The peroxisomal transport of fatty acids in Y. lipolytica has
also been studied (R. Dulermo et al., 2015). The overall system seems
similar to that of S. cerevisiae , with distinct routes for long
and medium-chain fatty acids. Both Pxa1/Pxa2 and Fat1 are involved in
the peroxisomal transport. However, Y. lipolytica lacks the Faa2
protein for the activation of medium-chain fatty acids, and it has been
proposed that a coumarate ligase-like protein might fulfil this role
instead (R. Dulermo et al., 2015).
Export of fatty acids in
yeast
Just as for prokaryotic organisms, secretion of free fatty acids is no
common natural process in yeasts or fungi. Yet, upon the engineered
intracellular accumulation of free fatty acids, yeasts are able to
secrete them to the extracellular medium (Arhar & Natter, 2019;
Scharnewski, Pongdontri, Mora, Hoppert, & Fulda, 2008). Some proteins
involved in the export of fatty acids in S. cerevisiae have been
described. An omics analysis of fatty acid secreting mutants of S.

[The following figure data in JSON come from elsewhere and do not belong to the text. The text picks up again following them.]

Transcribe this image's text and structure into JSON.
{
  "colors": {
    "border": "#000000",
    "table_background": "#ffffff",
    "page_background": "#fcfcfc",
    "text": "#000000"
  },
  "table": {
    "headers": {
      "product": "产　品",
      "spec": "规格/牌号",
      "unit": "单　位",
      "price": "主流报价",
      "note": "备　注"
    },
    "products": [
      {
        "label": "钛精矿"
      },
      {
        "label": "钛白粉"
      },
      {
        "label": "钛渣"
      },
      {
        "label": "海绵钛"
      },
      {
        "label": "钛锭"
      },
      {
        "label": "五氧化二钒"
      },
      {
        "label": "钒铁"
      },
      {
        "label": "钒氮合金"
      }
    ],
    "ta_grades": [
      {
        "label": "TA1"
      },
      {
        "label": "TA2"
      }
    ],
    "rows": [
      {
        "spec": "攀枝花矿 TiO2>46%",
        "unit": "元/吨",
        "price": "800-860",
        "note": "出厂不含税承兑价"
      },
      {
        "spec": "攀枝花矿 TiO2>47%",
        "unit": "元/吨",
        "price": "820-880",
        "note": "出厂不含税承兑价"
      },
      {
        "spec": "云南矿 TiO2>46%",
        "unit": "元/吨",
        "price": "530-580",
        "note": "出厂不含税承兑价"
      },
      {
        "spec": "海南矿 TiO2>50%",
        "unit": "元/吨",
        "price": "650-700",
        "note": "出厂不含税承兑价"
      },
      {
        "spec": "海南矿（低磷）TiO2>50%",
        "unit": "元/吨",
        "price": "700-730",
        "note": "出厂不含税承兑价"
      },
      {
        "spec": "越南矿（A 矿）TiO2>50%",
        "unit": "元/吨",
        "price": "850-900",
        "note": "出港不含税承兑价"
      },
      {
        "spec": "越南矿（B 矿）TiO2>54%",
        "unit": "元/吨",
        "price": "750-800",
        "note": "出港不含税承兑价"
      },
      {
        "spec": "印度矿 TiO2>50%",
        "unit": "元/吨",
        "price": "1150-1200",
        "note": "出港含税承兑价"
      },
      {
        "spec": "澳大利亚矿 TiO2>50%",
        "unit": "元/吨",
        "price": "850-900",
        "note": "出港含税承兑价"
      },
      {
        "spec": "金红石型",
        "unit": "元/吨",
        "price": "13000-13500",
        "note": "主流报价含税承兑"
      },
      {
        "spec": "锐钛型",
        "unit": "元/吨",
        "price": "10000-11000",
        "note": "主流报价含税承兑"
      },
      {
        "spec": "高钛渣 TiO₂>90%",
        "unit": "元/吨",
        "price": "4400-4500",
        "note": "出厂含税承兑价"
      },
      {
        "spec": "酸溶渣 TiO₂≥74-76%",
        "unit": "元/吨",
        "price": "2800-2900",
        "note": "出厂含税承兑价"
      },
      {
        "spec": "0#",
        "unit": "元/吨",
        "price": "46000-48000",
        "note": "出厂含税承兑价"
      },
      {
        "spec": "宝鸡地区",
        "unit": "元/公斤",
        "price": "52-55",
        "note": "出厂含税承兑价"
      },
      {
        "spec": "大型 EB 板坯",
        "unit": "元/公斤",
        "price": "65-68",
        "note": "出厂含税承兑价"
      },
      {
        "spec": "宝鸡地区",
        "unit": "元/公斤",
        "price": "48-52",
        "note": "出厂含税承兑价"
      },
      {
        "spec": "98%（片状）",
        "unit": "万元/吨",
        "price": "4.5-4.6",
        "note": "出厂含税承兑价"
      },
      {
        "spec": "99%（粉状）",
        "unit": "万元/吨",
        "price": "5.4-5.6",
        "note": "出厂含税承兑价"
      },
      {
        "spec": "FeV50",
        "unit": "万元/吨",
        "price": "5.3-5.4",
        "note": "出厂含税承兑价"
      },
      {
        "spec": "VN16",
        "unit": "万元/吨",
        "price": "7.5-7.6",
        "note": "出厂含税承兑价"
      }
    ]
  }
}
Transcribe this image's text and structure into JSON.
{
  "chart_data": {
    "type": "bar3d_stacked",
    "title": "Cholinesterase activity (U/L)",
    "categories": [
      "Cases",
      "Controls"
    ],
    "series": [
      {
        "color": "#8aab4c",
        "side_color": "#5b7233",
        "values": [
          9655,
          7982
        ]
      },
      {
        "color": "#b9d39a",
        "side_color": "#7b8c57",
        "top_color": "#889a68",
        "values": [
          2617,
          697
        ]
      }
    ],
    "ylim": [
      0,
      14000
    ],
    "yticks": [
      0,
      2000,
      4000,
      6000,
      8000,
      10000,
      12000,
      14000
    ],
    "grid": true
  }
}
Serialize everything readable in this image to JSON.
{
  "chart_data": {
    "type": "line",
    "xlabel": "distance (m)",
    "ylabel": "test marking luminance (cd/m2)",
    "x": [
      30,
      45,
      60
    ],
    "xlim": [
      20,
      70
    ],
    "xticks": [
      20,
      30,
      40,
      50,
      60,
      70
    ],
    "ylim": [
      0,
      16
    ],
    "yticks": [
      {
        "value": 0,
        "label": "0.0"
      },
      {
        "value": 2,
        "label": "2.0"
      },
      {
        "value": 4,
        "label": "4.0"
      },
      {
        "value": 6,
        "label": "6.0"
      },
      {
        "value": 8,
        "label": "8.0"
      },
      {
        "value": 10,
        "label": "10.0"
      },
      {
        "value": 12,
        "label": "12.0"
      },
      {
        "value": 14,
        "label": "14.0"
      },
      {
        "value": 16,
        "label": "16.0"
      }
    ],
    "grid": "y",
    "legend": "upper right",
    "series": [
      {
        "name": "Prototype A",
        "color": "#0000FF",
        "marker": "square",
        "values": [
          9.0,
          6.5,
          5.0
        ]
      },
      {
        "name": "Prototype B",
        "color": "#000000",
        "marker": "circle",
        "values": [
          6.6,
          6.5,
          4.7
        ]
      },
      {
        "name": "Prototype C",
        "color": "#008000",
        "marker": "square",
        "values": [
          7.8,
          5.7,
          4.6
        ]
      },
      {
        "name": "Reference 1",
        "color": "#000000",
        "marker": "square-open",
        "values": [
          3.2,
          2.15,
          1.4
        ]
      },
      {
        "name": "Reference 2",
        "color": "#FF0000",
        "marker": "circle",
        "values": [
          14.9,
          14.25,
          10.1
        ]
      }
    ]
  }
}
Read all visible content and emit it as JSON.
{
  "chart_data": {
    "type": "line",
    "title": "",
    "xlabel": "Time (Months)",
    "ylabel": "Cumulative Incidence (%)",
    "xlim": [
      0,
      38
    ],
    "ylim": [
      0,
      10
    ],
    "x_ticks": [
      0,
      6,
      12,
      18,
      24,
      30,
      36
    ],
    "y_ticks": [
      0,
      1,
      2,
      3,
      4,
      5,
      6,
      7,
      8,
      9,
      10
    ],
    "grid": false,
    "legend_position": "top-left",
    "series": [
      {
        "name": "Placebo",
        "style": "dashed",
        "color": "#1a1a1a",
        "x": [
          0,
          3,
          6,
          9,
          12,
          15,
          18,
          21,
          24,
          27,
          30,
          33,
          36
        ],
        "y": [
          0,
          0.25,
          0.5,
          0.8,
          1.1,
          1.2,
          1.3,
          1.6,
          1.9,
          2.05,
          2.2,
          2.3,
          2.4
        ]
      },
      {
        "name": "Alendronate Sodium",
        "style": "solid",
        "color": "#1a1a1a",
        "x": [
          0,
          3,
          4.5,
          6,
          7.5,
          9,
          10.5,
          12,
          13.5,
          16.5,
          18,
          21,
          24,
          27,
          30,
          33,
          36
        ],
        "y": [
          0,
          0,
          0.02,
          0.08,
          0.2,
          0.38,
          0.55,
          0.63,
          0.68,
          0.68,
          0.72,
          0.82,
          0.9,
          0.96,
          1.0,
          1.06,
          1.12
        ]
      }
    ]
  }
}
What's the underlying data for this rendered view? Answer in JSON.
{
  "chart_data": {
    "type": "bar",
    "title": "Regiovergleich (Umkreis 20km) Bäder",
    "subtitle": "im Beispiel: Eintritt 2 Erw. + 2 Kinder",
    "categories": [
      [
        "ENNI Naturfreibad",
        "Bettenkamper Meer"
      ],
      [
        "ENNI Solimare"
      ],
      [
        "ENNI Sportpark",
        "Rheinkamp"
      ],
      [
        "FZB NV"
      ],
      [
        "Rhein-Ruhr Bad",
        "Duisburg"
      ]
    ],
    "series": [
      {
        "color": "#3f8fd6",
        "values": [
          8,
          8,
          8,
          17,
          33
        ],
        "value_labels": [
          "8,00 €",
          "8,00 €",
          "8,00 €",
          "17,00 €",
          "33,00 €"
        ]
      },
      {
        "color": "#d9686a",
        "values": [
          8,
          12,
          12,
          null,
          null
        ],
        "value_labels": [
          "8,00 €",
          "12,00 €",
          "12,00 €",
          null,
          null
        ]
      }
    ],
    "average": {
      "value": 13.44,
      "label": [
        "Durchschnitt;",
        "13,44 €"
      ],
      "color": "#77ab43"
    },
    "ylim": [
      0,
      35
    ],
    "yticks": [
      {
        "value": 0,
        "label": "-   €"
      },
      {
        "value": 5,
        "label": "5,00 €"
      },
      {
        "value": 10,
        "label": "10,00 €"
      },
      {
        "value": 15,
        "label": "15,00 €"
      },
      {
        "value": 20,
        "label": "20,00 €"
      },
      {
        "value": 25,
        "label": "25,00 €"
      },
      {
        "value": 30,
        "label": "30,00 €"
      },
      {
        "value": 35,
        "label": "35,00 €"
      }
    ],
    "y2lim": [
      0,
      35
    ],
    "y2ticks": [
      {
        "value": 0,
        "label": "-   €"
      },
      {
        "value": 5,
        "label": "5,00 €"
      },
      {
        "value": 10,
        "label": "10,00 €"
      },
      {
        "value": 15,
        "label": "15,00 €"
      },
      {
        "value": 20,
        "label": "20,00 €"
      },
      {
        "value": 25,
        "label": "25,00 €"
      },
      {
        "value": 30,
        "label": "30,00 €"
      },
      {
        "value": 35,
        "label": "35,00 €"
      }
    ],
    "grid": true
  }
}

cerevisiae identified potential fatty acid export protein Mrp8, though
no experimental results are available for this transporter (Fang et al.,
2016). An experimentally proven fatty acid export protein is Tpo1, from
the MFS superfamily, that was initially identified as a polyamine
transporter involved in the resistance of yeast towards spermidine
(Albertsen, Bellahn, Krämer, & Waffenschmidt, 2003; Tomitori,
Kashiwagi, Sakata, Kakinuma, & Igarashi, 1999). Further studies
identified different substrates for this transporter, including
medium-chain fatty acids (Legras et al., 2010). Other proteins involved
in fatty acid export are the pathogen-related yeast (Pry) proteins.S. cerevisiae contains three Pry proteins, two of which are
involved in the export of sterol molecules (Darwiche, El Atab, Cottier,
& Schneiter, 2018). One of these proteins, Pry1, is also able to bind
fatty acids and its deletion hampers the secretion of fatty acids in a
fatty acid accumulating mutant strain (Darwiche, Mène-Saffrané, Gfeller,
Asojo, & Schneiter, 2017).
Fatty acid export in yeast has been engineered to improve productivity
of microbial cell factories. The heterologous expression of human
transporter FATP1 in Y. lipolytica increased extracellular fatty
acid titre from 60mg/L to 190 mg/L. Furthermore, this transporter also
showed activity towards fatty alcohols, rising the percentage of
extracellular fatty alcohols from 9% to 29% of total fatty alcohols
produced (Hu, Zhu, Nielsen, & Siewers, 2018). In S. cerevisiae,Tpo1 has been engineered through directed evolution to increase
medium-chain fatty acid export rate (Zhu et al., 2020). The mutants were
obtained by selecting for increased resistance against medium-chain
fatty acids through two rounds of enrichment in selective media
containing decanoate of a library of Tpo1 mutants obtained by
error-prone PCR. The mutations F322L, T45S, and I432N increased
resistance against both decanoate and octanoate and F322L was identified
as the mutation with the highest impact. Integration of two copies of
this engineered Tpo1 in S. cerevisiae increased the extracellular
fatty acids with a chain length of 6 to 10 carbon atoms about 2-fold and
those with 12 and 14 carbon atoms about 4-fold.